Зиндра горделиво усмехнулась, вспомнив, как ватага разноплеменных изгоев решила выбить «трусливых баб» из их селения и самим его занять. Большое же разочарование этих бродяг ожидало! Впрочем, для женского воинства дело тоже оказалось не таким легким и победным, как мнилось ранее, когда голова шла кругом от мыслей об амазонках-«мужеубийцах», об их древней славе и почти божественной неуязвимости…
Самое главное – не бескровным оно оказалось.
Улыбка Зиндры померкла. Девушка опустила руку к бедру, ища прикосновения оружия, чтобы утешиться им, успокоить душу.
В ладонь тут же, как морда верного пса, ткнулось бронзовое навершие: добрый меч, с которым она упражнялась каждый день, никуда не делся, он плотно сидел в ножнах. Зиндра мимоходом погладила его и совсем с другим, щемящим чувством приласкала то, что висело на поясе рядом, – грубоватый короткий кинжал на роговой рукояти. Он был выкован бродячим кузнецом-дарганом из того самого серпа, что унесла она из руин Конской Гривы…
Кинжал – свидетель: вместо Зиндры родилась Варка. И она, новая, превыше себя прежней!
Шутка сказать, она теперь Лунная Дева – из тех, о ком рассказывают предания и легенды, повторяемые зимними вечерами у очагов.
И с ней ее подруги. Ее сестры по мечу и по этой высокой судьбе. Почти каждая пришла в их общину тяжелым, а то и кровавым путем.
Вот Фардиса. Жила она себе на севере Таврии в маленьком селении, пока под покровом ночи к их берегу не пристал корабль охотников за живым товаром… Фардиса не помнит, как все случилось и какова судьба ее родных и соседей, – помнит только провонявший гнилой рыбой, солью и дерьмом трюм пиратского корабля. Помнит навалившиеся на нее смердящие чесноком и потом туши.
Корабль выкинуло на берег штормом, и она ухитрилась сбежать, пока пираты, перемежая проклятия божбой, пытались стащить с отмели разгруженное судно…

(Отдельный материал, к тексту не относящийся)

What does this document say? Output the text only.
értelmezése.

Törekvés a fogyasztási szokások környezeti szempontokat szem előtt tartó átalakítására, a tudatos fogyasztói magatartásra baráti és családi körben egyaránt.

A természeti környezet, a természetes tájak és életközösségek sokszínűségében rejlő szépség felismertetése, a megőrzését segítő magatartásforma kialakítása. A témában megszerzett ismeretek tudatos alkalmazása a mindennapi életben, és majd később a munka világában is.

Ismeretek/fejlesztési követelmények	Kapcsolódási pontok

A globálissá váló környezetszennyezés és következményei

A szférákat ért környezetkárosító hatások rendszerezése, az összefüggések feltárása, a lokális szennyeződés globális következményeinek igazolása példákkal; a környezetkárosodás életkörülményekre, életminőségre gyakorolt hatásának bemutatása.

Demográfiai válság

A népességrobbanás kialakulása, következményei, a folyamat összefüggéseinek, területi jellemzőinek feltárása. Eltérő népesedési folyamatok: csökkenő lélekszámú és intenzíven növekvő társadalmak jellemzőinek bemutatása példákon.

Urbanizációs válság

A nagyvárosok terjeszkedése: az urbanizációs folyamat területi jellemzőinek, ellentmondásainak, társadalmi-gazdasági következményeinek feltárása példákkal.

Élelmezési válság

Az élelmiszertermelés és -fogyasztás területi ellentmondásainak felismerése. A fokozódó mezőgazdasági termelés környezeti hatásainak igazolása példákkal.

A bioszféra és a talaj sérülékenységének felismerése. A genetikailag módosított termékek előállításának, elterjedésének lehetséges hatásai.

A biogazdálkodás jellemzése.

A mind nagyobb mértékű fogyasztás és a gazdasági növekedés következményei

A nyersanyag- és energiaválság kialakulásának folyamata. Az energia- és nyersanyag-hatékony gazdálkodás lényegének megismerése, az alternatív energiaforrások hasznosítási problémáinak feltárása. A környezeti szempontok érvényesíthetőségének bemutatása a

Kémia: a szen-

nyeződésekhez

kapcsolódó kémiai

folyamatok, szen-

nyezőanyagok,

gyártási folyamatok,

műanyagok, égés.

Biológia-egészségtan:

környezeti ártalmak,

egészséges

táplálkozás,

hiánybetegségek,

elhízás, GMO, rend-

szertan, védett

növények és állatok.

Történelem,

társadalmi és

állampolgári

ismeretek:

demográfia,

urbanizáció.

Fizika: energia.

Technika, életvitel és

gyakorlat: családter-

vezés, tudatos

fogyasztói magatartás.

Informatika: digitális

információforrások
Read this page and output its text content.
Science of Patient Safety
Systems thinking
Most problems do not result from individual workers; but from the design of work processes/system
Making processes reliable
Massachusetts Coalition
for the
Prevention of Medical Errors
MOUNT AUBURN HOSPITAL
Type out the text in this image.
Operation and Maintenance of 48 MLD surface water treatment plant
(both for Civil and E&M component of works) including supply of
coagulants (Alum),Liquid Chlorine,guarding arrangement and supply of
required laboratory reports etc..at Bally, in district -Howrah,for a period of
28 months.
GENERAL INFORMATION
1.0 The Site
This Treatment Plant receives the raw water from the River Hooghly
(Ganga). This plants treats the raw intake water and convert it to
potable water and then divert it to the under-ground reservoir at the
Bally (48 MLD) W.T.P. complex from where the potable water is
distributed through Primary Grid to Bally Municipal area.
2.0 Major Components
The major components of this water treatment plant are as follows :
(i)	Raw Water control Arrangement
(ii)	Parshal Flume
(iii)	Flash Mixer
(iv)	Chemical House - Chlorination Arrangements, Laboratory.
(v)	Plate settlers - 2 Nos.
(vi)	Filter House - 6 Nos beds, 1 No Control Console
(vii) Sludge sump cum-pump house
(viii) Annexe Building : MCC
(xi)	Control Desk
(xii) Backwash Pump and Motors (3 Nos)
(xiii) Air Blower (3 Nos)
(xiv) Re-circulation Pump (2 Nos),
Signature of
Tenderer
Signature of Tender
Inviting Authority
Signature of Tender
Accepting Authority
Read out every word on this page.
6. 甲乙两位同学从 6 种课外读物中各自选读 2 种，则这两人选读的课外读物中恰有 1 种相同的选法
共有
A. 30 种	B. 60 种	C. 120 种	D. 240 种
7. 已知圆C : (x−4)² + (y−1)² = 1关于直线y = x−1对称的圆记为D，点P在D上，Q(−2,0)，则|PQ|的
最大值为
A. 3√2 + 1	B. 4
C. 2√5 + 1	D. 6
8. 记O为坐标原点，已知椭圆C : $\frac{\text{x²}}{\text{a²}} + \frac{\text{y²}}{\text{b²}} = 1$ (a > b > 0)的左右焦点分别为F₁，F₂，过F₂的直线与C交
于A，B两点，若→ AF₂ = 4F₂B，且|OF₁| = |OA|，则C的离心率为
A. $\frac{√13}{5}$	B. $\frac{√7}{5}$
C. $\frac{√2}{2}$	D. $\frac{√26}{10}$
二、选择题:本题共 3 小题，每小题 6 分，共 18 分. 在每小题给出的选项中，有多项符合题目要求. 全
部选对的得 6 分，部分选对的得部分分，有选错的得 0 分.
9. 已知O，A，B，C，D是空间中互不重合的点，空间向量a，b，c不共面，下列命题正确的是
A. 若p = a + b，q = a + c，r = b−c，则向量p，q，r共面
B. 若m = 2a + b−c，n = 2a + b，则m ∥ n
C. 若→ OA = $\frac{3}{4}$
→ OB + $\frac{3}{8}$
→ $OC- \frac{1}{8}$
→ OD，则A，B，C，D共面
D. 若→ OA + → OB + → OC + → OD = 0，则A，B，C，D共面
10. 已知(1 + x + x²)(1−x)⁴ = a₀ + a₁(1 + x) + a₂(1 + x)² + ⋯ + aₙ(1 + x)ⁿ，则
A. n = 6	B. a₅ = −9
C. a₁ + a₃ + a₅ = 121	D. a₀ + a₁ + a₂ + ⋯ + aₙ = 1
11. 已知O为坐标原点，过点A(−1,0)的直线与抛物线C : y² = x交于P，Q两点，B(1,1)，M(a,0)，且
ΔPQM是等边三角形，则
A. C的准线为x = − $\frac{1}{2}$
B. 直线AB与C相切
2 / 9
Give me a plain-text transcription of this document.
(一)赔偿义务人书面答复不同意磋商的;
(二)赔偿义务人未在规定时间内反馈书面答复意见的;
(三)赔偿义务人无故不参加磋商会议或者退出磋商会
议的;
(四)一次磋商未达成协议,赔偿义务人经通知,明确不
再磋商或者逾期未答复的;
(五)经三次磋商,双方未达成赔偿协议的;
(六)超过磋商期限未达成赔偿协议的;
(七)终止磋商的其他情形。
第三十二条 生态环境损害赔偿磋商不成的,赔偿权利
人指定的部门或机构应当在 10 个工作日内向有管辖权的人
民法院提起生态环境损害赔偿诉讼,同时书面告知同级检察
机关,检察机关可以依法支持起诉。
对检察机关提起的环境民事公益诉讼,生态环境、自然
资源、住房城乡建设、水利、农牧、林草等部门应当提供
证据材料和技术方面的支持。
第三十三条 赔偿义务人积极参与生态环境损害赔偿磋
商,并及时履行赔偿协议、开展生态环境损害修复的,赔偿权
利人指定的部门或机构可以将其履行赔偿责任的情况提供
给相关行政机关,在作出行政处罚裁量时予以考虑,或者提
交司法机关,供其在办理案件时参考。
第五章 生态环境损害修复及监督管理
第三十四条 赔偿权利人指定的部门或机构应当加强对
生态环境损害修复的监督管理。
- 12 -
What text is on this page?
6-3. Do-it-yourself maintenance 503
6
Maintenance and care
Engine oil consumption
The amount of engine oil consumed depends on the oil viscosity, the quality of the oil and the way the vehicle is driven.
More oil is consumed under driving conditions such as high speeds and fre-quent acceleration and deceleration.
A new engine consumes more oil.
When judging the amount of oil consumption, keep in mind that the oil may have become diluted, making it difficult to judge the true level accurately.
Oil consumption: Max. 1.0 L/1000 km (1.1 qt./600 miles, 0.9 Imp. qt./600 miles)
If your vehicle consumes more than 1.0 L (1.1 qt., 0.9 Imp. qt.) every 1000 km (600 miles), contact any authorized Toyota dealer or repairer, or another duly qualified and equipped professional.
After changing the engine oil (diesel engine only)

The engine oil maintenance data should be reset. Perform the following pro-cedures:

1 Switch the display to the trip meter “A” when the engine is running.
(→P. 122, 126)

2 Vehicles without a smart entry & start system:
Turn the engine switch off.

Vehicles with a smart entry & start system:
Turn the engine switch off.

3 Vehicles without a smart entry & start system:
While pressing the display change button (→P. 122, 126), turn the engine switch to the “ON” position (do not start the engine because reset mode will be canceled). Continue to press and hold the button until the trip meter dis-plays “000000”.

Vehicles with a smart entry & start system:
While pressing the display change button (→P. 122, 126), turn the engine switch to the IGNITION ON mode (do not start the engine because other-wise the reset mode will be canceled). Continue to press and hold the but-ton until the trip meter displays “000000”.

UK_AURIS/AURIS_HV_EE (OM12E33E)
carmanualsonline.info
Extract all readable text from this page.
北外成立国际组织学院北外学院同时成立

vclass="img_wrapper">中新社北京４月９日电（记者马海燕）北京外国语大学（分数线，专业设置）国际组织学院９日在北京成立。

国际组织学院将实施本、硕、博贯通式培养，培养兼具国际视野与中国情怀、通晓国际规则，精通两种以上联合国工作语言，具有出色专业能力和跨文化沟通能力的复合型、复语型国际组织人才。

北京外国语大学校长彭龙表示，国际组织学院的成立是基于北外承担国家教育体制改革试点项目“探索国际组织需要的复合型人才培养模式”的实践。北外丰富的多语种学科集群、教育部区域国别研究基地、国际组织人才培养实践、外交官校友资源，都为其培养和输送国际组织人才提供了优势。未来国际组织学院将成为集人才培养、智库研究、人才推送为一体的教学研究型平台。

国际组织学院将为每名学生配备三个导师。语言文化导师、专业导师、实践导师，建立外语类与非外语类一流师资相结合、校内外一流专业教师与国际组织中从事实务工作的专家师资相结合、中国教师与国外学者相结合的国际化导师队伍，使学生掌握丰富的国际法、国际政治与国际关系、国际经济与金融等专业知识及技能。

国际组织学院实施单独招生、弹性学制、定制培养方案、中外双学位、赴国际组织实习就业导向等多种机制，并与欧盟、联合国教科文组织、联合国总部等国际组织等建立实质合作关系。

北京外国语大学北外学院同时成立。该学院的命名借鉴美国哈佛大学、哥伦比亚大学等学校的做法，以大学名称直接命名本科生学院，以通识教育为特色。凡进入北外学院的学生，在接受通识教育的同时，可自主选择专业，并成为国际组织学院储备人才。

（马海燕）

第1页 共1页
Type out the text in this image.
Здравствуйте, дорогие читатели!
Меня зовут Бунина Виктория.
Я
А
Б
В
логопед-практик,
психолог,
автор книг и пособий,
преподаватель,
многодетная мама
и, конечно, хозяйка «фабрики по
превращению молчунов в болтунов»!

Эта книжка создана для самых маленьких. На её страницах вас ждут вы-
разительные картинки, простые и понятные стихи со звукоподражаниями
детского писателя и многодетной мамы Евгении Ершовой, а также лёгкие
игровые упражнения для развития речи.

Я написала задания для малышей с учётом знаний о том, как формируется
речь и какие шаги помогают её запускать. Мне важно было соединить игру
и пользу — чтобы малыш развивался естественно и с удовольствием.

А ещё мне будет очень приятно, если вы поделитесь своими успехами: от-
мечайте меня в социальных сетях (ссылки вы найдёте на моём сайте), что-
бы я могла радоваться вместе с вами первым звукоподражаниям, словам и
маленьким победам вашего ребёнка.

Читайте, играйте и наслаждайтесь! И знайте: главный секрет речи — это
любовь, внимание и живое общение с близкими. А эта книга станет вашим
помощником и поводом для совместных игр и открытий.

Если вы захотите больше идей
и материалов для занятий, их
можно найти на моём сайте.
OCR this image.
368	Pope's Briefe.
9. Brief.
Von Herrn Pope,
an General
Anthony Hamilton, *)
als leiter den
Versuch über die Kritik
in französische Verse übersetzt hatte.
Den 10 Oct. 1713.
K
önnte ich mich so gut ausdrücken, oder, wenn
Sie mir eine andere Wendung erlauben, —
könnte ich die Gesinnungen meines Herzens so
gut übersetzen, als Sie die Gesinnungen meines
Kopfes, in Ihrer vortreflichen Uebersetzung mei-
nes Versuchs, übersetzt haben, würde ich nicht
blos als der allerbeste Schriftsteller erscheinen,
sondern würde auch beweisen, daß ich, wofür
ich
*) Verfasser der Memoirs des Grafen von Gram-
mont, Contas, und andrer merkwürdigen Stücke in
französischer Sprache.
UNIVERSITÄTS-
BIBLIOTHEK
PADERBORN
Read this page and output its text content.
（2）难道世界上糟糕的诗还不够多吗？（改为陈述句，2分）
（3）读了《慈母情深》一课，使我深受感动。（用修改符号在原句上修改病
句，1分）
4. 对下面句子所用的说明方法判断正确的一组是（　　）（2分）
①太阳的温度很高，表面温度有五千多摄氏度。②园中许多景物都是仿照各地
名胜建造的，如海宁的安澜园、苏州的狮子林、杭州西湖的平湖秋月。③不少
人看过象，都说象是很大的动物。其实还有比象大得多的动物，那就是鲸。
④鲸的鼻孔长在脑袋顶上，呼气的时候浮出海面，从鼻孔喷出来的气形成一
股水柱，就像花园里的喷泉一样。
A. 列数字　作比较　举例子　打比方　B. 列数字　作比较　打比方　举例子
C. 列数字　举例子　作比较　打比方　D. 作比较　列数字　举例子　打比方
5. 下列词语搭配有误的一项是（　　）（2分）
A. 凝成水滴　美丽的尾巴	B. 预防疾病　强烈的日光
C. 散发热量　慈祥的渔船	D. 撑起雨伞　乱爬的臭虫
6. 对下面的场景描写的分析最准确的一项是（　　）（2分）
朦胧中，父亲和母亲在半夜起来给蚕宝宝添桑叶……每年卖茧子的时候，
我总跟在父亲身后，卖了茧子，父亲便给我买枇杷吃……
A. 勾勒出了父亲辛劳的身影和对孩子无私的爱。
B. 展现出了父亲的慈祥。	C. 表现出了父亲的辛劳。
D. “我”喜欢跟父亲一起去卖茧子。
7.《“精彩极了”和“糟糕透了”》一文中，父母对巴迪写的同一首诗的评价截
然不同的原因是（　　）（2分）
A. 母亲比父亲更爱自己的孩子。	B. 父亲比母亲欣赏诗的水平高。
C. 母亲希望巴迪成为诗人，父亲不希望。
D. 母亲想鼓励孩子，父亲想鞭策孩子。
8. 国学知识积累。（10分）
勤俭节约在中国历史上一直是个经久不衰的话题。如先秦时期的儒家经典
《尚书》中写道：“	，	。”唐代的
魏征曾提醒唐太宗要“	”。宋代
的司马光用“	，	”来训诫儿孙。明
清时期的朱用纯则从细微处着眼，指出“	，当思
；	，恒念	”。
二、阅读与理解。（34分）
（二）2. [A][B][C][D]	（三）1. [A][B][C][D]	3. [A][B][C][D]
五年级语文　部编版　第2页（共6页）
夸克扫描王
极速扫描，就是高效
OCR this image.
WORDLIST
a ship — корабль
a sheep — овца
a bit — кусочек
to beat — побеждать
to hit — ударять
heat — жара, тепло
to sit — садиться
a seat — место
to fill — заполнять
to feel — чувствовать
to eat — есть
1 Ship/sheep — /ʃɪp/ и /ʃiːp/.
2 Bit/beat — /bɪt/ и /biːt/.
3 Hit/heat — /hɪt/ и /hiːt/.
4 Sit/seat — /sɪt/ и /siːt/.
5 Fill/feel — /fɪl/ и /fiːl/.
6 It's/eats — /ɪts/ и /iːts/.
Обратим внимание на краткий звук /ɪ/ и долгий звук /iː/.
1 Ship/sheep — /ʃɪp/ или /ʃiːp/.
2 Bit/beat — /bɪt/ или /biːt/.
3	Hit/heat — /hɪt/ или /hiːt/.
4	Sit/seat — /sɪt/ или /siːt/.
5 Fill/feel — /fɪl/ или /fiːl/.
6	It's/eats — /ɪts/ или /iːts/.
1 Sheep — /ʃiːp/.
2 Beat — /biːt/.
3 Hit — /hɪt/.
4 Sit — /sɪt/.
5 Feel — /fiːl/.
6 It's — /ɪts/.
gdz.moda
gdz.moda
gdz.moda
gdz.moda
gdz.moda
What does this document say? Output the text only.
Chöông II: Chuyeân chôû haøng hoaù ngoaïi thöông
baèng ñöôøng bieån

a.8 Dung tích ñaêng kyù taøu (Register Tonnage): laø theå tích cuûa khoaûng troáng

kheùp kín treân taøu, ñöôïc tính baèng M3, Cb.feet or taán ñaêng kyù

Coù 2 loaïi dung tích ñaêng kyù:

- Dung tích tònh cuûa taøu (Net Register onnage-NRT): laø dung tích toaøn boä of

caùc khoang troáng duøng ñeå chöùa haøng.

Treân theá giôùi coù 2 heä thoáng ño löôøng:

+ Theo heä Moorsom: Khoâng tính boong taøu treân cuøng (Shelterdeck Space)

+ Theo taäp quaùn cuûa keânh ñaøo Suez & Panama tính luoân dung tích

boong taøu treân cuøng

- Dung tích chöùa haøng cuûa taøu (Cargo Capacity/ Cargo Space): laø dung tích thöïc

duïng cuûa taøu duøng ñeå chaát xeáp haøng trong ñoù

Алана, как можно догадаться по прозвищу-имени, родом из великого племени аланов. Крепкая, широкая в кости, чем-то напоминающая те изваяния каменных баб, что стоят на курганах… Семья ее бежала из родных земель, поддержав не того царского сына в борьбе за власть. В Диком Поле на изможденных беглецов напали лихие люди («Может, и мои сородичи», – вдруг подумала Зиндра, вспомнив как-то привезенный из набега ворох одежды с аланской вышивкой). Она единственная вырвалась из кольца: вынес их с младшим братишкой добрый конь. Да вот от судьбы не ускачешь, и брат умер от раны через три дня… Одинокие скитания, полурабская жизнь в приютившем из милости кочевье, разбитая о голову насильника корчага, новое бегство и спасительная встреча с амазонками, когда уже думала добраться до первого перелеска да приладить на подходящий сук петлю из кушака…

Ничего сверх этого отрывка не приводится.